Hard lessons in hard times revert back to our topic today: teacher shortage and first responders in the wing…
Technically, cops have been teaching throughout their entire career. Some, like SROs, were doing so formally, per assignment at a campus in their jurisdiction.
(Photo courtesy of Newtown SRO.)
Informally, police officers exhibit their duty wares and specialized vehicles and canines and horses for school-age children during each semester.
And it’s not just within school classrooms and hallways. At the dawning of every new school year, cops on street patrol position themselves outside schools, at entrances, amid drop-off points, and in the immediate surface streets (directing throngs of anxious traffic). Like a long-settled then shaken snow globe, much is up in the air…and parents/guardians dropping off students may need some guidance.
Circling back to the mixed opinions from the law enforcement community, I read through several hundred comments, many underscoring how cops work the public venue for so many years, under extreme conditions, lately with ample anti-cop din, savoring the notion of surviving to embrace a serene retirement.

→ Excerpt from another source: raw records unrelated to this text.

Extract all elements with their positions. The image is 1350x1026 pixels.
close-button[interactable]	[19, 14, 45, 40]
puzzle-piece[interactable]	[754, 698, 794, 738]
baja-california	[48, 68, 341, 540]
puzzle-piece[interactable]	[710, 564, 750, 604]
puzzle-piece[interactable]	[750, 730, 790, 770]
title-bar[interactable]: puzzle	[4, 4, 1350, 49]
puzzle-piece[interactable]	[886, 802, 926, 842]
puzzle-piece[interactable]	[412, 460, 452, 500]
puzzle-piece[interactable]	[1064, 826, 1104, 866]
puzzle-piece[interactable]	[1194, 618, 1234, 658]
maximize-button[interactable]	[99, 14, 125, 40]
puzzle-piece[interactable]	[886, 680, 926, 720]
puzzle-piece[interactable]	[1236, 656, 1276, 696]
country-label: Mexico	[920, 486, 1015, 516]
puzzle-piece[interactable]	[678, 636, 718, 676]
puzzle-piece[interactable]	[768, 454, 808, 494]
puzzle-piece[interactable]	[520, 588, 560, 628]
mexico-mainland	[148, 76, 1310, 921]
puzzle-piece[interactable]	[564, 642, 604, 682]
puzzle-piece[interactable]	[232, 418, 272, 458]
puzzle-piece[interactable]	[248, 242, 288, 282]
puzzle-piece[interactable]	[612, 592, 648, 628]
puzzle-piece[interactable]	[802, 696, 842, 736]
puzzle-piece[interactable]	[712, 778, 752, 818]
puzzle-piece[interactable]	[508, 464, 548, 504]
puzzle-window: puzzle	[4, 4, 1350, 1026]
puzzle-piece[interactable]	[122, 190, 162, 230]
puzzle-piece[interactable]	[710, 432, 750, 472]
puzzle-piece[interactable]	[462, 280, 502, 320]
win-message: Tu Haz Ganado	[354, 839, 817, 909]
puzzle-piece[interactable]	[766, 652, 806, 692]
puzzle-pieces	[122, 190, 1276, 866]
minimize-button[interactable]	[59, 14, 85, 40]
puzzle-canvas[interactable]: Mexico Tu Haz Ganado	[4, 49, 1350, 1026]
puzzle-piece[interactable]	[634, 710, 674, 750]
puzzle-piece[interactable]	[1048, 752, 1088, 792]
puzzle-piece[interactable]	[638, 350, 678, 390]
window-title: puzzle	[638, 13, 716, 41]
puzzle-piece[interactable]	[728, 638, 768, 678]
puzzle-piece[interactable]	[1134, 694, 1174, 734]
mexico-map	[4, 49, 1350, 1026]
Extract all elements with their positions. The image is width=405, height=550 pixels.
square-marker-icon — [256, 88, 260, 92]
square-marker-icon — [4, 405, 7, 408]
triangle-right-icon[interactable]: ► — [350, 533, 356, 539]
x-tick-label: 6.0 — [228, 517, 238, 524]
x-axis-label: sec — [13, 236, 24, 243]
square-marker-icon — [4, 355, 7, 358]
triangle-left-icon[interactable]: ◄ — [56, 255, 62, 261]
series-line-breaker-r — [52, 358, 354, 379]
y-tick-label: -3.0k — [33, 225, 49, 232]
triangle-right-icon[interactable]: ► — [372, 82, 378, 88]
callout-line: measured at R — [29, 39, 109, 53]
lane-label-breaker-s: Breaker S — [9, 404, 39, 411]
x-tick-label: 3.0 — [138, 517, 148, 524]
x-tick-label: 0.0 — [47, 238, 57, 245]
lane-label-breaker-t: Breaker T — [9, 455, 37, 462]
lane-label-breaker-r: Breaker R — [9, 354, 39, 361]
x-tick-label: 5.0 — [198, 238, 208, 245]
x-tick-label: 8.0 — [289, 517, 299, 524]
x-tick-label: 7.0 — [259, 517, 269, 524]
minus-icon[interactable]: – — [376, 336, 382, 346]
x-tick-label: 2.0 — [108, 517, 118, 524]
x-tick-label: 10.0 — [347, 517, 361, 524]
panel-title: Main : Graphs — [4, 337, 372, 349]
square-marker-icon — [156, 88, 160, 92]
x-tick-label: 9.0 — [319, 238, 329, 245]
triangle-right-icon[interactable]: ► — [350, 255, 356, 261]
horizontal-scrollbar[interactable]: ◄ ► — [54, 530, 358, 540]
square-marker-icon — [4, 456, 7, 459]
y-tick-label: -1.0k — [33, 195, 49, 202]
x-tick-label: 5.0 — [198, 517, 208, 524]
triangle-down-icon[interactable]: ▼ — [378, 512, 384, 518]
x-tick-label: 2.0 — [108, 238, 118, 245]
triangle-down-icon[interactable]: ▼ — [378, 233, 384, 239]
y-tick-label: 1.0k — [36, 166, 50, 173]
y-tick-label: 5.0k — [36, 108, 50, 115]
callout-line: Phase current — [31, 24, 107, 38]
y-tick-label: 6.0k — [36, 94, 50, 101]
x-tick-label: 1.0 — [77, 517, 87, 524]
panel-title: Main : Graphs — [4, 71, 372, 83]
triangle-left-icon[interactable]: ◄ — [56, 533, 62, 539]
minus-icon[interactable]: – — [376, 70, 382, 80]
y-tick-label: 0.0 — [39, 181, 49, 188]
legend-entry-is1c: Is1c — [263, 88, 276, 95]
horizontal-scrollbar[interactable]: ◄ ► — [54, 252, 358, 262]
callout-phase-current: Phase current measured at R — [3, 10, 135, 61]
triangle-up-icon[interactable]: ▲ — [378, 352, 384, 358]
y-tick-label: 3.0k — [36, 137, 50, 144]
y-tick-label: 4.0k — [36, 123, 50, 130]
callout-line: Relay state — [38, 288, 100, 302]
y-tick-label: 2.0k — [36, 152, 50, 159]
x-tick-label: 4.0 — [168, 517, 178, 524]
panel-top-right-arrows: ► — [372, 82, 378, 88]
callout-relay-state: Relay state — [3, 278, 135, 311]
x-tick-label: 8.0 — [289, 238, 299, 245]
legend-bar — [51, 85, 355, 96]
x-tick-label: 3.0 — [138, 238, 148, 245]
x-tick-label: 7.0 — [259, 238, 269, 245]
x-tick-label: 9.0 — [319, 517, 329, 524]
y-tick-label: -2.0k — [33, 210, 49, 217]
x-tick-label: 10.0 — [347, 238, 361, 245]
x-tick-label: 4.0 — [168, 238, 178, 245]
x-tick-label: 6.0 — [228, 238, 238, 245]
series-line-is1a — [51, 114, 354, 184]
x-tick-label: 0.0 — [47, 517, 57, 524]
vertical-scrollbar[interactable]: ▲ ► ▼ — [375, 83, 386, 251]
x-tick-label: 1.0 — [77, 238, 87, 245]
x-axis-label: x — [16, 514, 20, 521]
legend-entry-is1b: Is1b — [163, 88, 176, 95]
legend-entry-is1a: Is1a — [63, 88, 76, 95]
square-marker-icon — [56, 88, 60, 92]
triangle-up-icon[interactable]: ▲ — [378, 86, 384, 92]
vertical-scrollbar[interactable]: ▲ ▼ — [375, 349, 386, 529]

(Photo courtesy of the Morgan Hill Police Department.)
That spells giving themselves a pass from Governor DeSantis’s concept of retired LEOs taking attendance at the head of the class and cracking open academic texts. Respect for honesty. Kudos to each of those for making it out alive!
Pros and cons to most things…
According to the governor’s office, “we have people interested and applying.”
Nevertheless, whatdya think of Governor DeSantis’s idea?